Here, again, think about the fact that the word “mind” here, citta, can also cover the heart. We try to lift our hearts, lift our minds, until we’re above the ordinary back-and-forth of the human realm. We spend so much time picking up the news of other people, picking up the moods of the people immediately around us. We should learn how to lift ourselves above those things. This is an image the Buddha uses again and again: When you’re discerning, it’s as if you’re in a tower. You’ve raised yourself above the issues around you, and the mind is no longer a slave to them, no longer takes them as its food. You feed off of something better: You feed off of wisdom, you feed off of discernment. It’s in this way that you can aim at that goal of unbinding, total freedom.
It’s all too easy, as we go from day to day to day, to forget our larger goal, especially when there’s a lot of work around the monastery, a lot of work in our homes. But we can’t let the work run us. As Ajaan Fuang used to say in Thai, “We learn to do the work so that the work doesn’t do us.” Learn to do it in a way that it’s not doing you. Do your jobs, you do your duties as a gift to yourself, as a gift to others: a gift to yourself in the sense you’re developing really good qualities inside, like patience and determination, and those are going to be your food.
So when the Buddha said that patient endurance is the ultimate austerity, that’s because it’s what burns away our defilements. You realize that you can survive difficult things.
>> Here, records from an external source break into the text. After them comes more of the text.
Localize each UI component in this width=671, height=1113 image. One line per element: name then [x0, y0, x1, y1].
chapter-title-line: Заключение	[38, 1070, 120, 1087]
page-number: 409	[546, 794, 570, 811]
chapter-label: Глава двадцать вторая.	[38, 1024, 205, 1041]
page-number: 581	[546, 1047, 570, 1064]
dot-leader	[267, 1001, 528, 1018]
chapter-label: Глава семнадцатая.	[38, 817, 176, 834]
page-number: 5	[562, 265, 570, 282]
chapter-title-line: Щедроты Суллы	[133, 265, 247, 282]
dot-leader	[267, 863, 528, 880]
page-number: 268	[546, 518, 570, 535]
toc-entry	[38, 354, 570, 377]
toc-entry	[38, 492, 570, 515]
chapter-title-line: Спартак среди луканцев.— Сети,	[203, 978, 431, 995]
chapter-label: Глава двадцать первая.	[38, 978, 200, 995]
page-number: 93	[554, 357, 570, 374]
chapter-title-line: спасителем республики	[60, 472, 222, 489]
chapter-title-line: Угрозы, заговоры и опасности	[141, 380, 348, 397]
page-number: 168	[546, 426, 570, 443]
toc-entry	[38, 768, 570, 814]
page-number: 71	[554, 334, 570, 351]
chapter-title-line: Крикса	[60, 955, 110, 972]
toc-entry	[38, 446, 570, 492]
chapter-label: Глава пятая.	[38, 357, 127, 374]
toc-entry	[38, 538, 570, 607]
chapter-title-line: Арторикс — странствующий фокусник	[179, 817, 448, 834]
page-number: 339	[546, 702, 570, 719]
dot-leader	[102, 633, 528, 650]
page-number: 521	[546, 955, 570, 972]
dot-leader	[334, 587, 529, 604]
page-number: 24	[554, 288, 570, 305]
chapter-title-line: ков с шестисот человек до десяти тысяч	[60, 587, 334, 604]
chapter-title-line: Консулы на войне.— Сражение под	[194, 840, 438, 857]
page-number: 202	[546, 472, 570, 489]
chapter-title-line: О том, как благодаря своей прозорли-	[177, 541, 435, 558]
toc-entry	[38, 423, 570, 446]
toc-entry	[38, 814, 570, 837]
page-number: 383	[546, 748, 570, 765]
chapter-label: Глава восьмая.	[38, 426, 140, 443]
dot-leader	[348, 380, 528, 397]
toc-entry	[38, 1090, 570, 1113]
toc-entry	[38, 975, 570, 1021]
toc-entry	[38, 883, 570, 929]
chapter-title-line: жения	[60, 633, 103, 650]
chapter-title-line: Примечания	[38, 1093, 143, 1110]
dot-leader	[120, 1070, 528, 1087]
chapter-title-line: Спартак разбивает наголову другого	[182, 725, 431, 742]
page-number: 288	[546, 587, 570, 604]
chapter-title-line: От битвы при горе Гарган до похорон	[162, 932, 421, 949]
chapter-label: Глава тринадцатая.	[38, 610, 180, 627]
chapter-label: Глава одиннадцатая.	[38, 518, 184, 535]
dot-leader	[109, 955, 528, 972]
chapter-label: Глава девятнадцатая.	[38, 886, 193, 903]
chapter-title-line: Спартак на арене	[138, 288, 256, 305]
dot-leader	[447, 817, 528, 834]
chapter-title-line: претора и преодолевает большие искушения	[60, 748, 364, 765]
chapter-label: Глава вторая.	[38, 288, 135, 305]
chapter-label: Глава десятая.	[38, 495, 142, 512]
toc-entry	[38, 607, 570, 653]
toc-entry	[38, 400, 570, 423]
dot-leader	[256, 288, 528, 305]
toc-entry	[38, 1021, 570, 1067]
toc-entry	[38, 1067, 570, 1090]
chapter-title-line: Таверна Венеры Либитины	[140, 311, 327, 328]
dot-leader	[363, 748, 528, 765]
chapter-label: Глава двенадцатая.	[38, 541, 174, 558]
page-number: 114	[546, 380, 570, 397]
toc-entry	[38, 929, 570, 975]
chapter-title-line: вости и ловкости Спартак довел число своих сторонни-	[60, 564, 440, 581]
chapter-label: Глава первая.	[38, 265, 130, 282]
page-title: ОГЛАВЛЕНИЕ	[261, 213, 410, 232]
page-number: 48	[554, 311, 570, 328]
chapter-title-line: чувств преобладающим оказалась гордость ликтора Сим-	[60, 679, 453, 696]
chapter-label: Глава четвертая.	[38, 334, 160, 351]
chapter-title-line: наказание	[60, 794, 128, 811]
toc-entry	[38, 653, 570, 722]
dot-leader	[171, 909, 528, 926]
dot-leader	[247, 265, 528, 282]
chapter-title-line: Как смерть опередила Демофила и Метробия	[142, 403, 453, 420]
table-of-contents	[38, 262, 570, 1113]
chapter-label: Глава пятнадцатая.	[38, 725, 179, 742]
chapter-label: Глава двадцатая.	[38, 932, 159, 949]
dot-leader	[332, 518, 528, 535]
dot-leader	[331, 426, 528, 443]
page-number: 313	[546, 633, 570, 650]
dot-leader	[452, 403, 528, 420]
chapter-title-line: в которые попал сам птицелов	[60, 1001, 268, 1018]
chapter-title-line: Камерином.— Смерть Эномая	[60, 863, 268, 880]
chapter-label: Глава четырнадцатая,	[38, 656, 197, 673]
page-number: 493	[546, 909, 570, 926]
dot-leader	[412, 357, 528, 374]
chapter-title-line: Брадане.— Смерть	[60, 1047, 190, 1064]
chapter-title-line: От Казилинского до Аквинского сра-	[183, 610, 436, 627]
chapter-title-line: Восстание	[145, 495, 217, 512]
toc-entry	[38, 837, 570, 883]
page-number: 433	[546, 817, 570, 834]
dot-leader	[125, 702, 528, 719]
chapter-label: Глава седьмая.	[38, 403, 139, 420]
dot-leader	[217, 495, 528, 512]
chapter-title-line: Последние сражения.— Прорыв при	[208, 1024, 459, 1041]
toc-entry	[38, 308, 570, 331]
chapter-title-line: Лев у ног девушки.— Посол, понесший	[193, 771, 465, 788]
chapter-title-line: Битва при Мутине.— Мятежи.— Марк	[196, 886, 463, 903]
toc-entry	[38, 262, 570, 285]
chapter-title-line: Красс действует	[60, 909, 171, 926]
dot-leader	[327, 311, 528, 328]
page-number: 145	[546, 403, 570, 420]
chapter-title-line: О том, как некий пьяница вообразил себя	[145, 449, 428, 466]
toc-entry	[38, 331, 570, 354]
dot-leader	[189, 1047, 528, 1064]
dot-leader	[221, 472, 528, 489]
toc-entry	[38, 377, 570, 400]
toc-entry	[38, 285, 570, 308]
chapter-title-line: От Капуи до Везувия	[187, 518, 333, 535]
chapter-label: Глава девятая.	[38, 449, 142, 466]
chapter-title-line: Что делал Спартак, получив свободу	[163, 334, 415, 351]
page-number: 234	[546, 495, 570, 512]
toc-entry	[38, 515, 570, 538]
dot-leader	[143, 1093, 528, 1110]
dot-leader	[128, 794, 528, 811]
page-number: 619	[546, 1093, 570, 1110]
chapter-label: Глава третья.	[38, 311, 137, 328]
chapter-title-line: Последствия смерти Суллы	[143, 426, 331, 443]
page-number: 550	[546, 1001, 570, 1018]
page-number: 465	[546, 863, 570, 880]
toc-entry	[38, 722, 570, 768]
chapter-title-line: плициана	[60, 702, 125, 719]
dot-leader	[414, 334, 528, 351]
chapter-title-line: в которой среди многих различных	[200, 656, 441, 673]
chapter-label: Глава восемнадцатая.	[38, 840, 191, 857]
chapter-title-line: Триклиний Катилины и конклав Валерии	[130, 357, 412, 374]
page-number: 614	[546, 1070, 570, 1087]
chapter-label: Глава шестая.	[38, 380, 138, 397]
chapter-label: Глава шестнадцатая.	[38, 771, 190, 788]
You don’t have to be totally oppressed by the work you have to do. You can raise your mind above it, largely through the way you talk to yourself. So talk to yourself into seeing patient endurance as something you want to develop. Learn to see it, not as a weakness, but as a strength.
It’s also one of your major tools in developing discernment. You’re not going to understand the mind’s relationship to pain until you’re able to put up with some pain. You’re not going to understand the mind’s way of talking to yourself unless you put up with the way other people talk to you. So learn how to be eager to develop this quality of patient endurance. After all, the Buddha singled it out as the beginning point of his teaching. There’s got to be a reason for that.
Try to develop these qualities as your way of paying homage to the Buddha for all that he’s done for us. Think about that: For 45 years after he gained awakening, he spent his life teaching, teaching, teaching. Sometimes he’d go off into the forest to be alone, but we don’t know whether that was just to be totally alone or whether he was teaching devas at the time. But we sense that if there was somebody who could benefit from the teaching, he went there—even to his very last day.
Of these days that we commemorate—Visākha Pūjā, Āsāḷha Pūjā, and Māgha Pūjā—two of them were important not only in the Buddha’s first year after he gained his awakening, but also in the very last year of his life. Māgha Pūjā was the day when he gave up the will to live further. He called the monks together and gave another summary of the teachings—in this case, it was the 37 wings to awakening. Then he said that after three months he was going to pass away. Three months later, on Visākha Pūjā that year, that’s what he did.
So let his years inform your years. Think about it: the fact that we have an awakened being—someone who awakened to how to put an end to suffering—and he taught the way to awakening as freely, as much as he could. We should see that as the main event in human history and adjust our lives around it, adjust our attitudes around it. Let it inform the way you approach every day, and you won’t go wrong.